The choice to protect high-FI parameters during distillation/model merging is questionable since some high-FI parameters might correspond to irrelevant or “nonsensical” inputs.
Prior works on Fisher Information Matrix (FIM) in pruning and parameter sensitivity (e.g., Frantar & Alistarh, 2023; Yu et al., 2024) and Sharpness-Aware Minimization (SAM) (Foret et al., 2021) are not mentioned. These are relevant for contextualizing FI's robustness contributions.
See Weaknesses
Official Review of Submission4269 by Reviewer f5Nc
The paper presents a new approach for understand VLM predictions, especially relating to their robustness to perturbation. Their metric (FI) essentially estimates the change in the model output with respect to input (or parameter) perturbations. The authors test their metric by identifying for a range of images the pixels that affect model predictions the most and altering them. Furthermore, the authors test their approach with respect to input parameters by identifying crucial parameters that should be left intact during quantization, and validating that performance deteriorates less when they're not changed.

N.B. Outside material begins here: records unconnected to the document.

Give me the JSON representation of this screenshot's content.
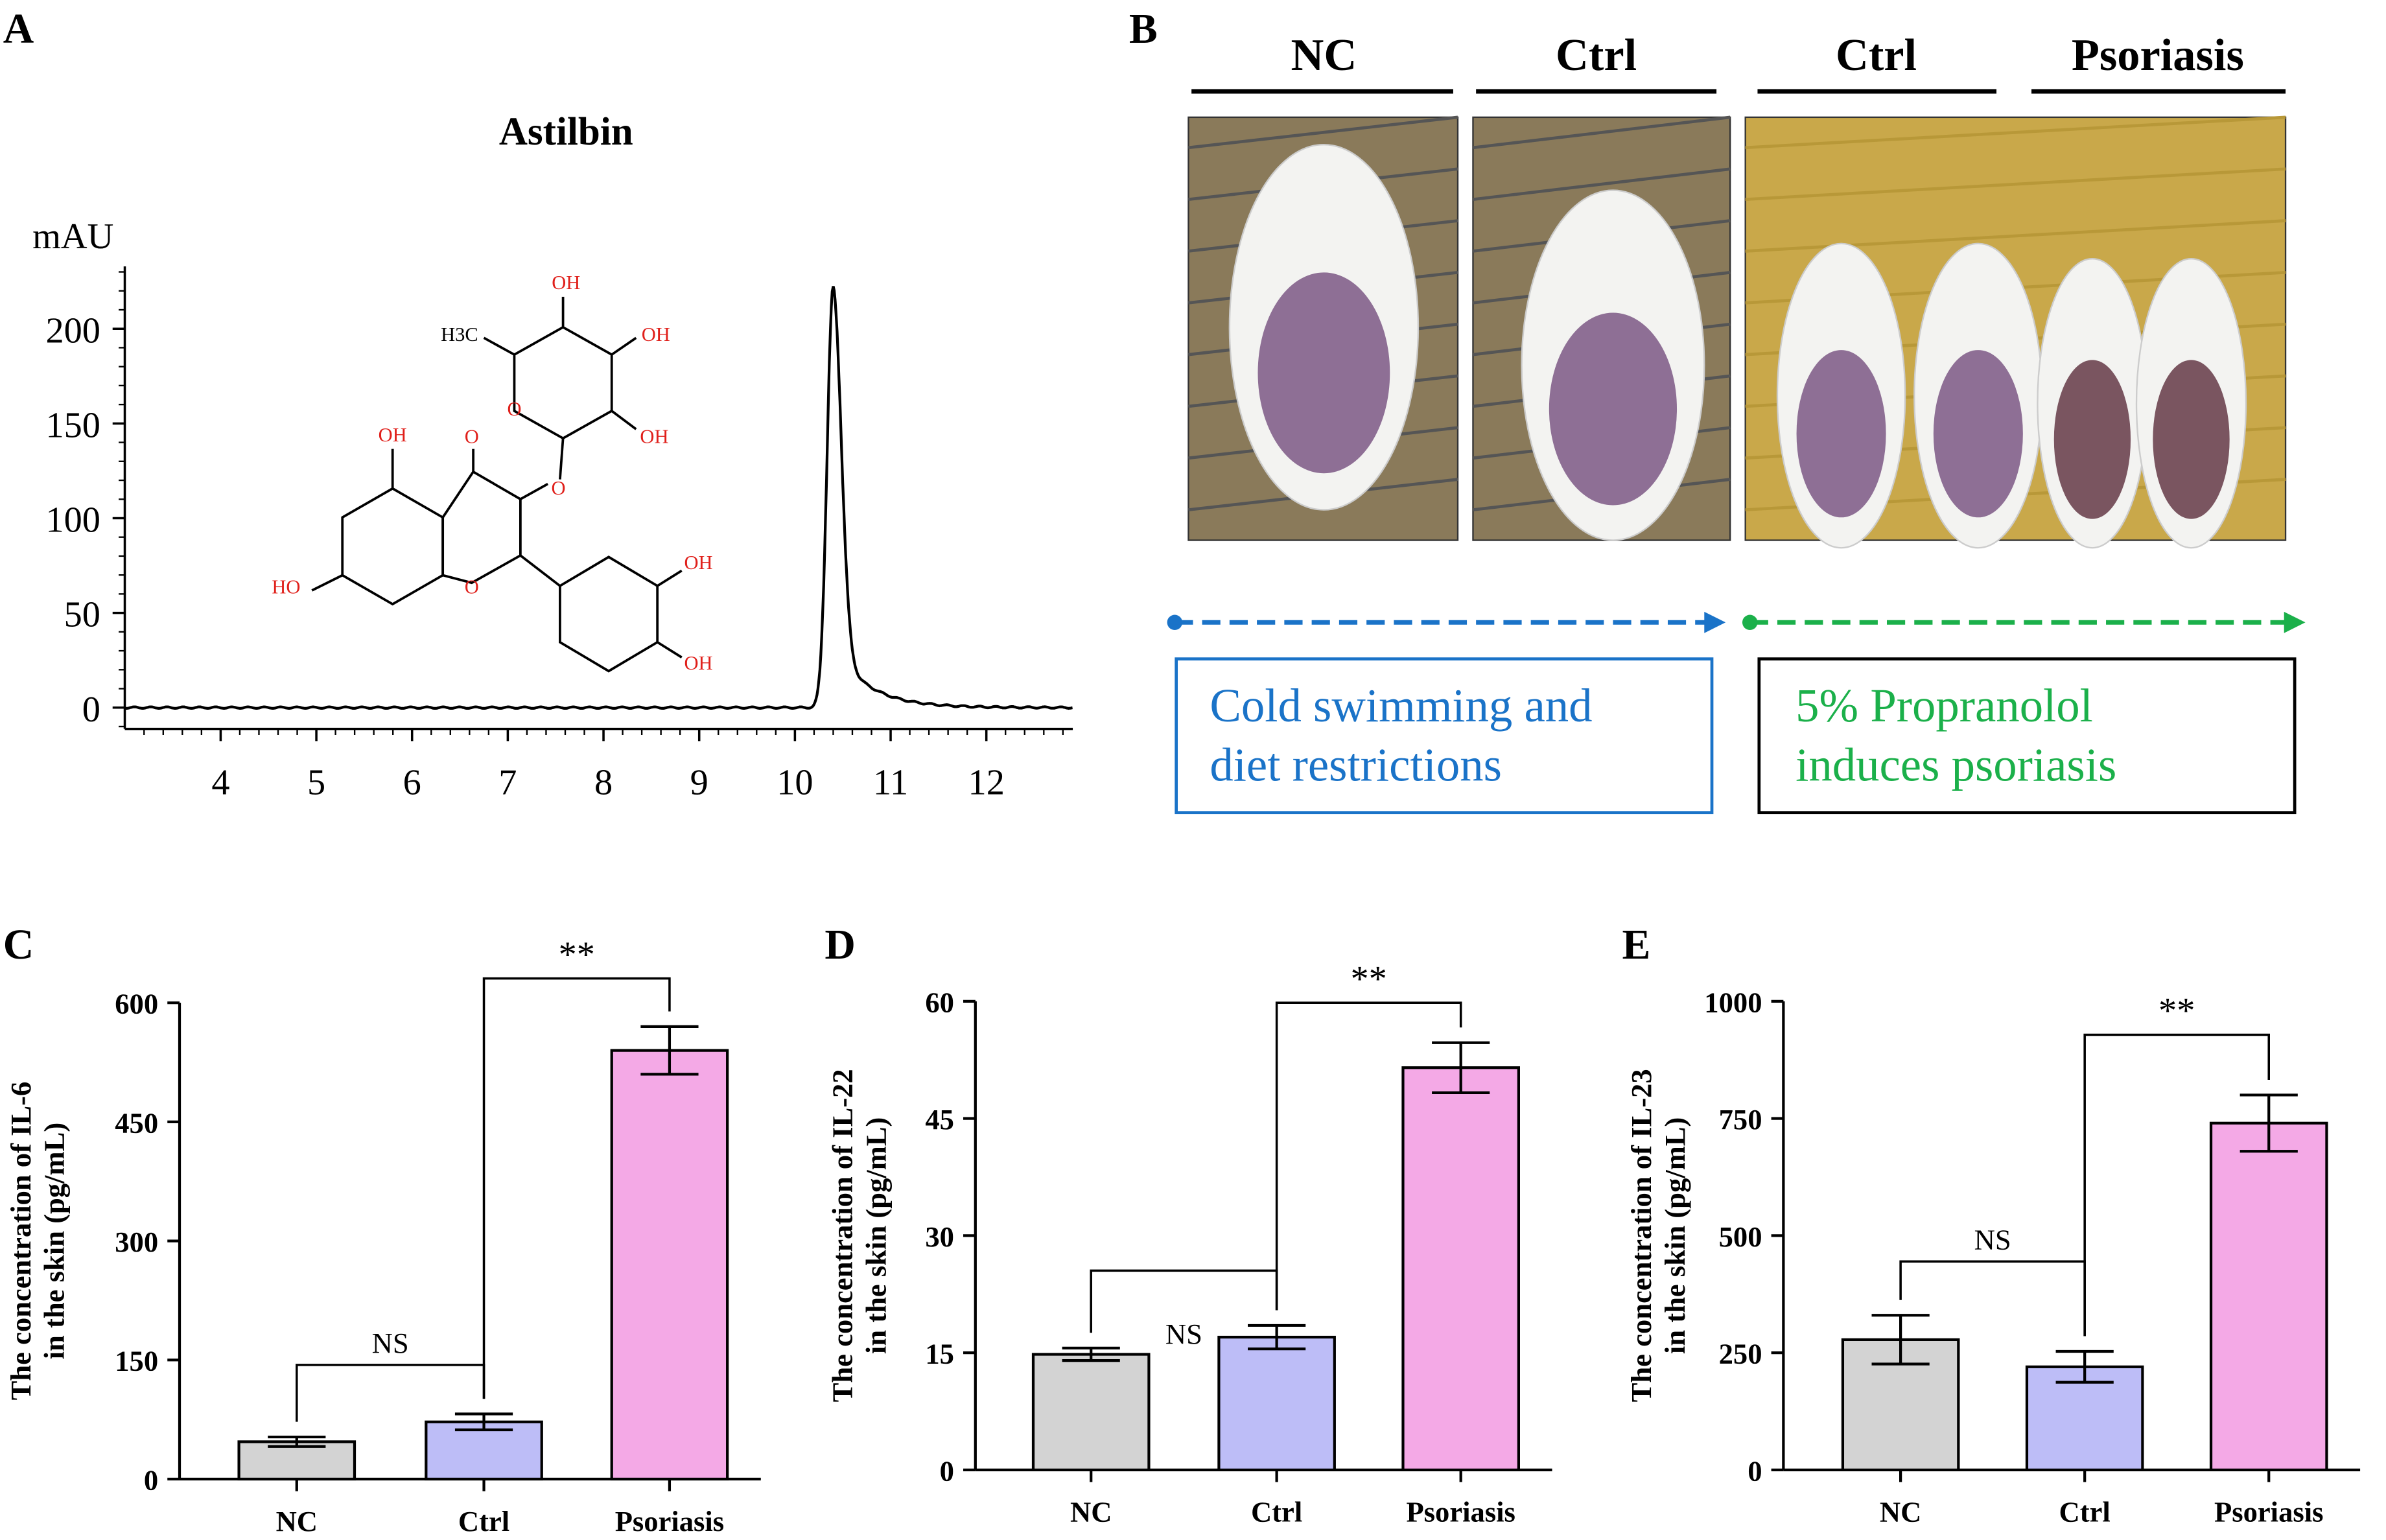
{
  "panels": {
    "A": "A",
    "B": "B",
    "C": "C",
    "D": "D",
    "E": "E"
  },
  "colors": {
    "nc_bar": "#d3d3d3",
    "ctrl_bar": "#bdbdf7",
    "psoriasis_bar": "#f4a9e6",
    "blue_arrow": "#1a73c8",
    "green_arrow": "#1bb04a",
    "structure_red": "#e0201b"
  },
  "structure_labels": [
    "OH",
    "H3C",
    "OH",
    "OH",
    "O",
    "OH",
    "O",
    "O",
    "HO",
    "O",
    "OH",
    "OH"
  ],
  "panel_b": {
    "headers": [
      "NC",
      "Ctrl",
      "Ctrl",
      "Psoriasis"
    ],
    "photo_icons": [
      "mouse-photo-nc",
      "mouse-photo-ctrl",
      "mouse-photo-ctrl-vs-psoriasis"
    ],
    "box1": [
      "Cold swimming and",
      "diet restrictions"
    ],
    "box2": [
      "5% Propranolol",
      "induces psoriasis"
    ]
  },
  "chart_data": [
    {
      "type": "line",
      "title": "Astilbin",
      "ylabel": "mAU",
      "xlabel": "",
      "xlim": [
        3,
        12.9
      ],
      "ylim": [
        0,
        230
      ],
      "xticks": [
        4,
        5,
        6,
        7,
        8,
        9,
        10,
        11,
        12
      ],
      "yticks": [
        0,
        50,
        100,
        150,
        200
      ],
      "grid": false,
      "series": [
        {
          "peak_retention_time": 10.4,
          "peak_height": 222,
          "baseline": 0
        }
      ]
    },
    {
      "type": "bar",
      "categories": [
        "NC",
        "Ctrl",
        "Psoriasis"
      ],
      "values": [
        47,
        72,
        540
      ],
      "errors": [
        6,
        10,
        30
      ],
      "ylabel": [
        "The concentration of IL-6",
        "in the skin (pg/mL)"
      ],
      "ylim": [
        0,
        600
      ],
      "yticks": [
        0,
        150,
        300,
        450,
        600
      ],
      "annotations": [
        {
          "from": "NC",
          "to": "Ctrl",
          "label": "NS"
        },
        {
          "from": "Ctrl",
          "to": "Psoriasis",
          "label": "**"
        }
      ]
    },
    {
      "type": "bar",
      "categories": [
        "NC",
        "Ctrl",
        "Psoriasis"
      ],
      "values": [
        14.8,
        17,
        51.5
      ],
      "errors": [
        0.8,
        1.5,
        3.2
      ],
      "ylabel": [
        "The concentration of IL-22",
        "in the skin (pg/mL)"
      ],
      "ylim": [
        0,
        60
      ],
      "yticks": [
        0,
        15,
        30,
        45,
        60
      ],
      "annotations": [
        {
          "from": "NC",
          "to": "Ctrl",
          "label": "NS"
        },
        {
          "from": "Ctrl",
          "to": "Psoriasis",
          "label": "**"
        }
      ]
    },
    {
      "type": "bar",
      "categories": [
        "NC",
        "Ctrl",
        "Psoriasis"
      ],
      "values": [
        278,
        220,
        740
      ],
      "errors": [
        52,
        33,
        60
      ],
      "ylabel": [
        "The concentration of IL-23",
        "in the skin (pg/mL)"
      ],
      "ylim": [
        0,
        1000
      ],
      "yticks": [
        0,
        250,
        500,
        750,
        1000
      ],
      "annotations": [
        {
          "from": "NC",
          "to": "Ctrl",
          "label": "NS"
        },
        {
          "from": "Ctrl",
          "to": "Psoriasis",
          "label": "**"
        }
      ]
    }
  ]
}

- The proposed approach seems effective in identifying input regions/parameters that have a large effect on model output.
- The authors test their approach in a range of applications.
- I like the application of identifying sensitive parameters that should remain intact during quantization/sparsification.
- The paper does not compare against existing baselines.
- On the sensitivity to input pixels, how does this approach compare to Grad-CAM [1] and subsequent work? It is important to see a quantitative analysis.
- On the sensitivity to model parameters, it would be nice to see a comparison with existing approaches, e.g., [2], ...
- I feel there is too much going on in the paper: merging sensitivity to input images + parameters at the same time seems too much for a single project. I would suggest focusing on one and studying it in detail.
- Sensitivity of VLMs under different prompts is interesting but requires further analysis especially as to which changes in the prompts affect the influences, the semantic closeness of images and prompts, etc.
[1] Grad-CAM: Visual Explanations from Deep Networks via Gradient-based Localization, Selvaraju et al., 2016. [2] Decomposing and Editing Predictions by Modeling Model Computation, Shah et al., 2024.
See weaknesses.
- Can you provide more details about the compute cost of your approach?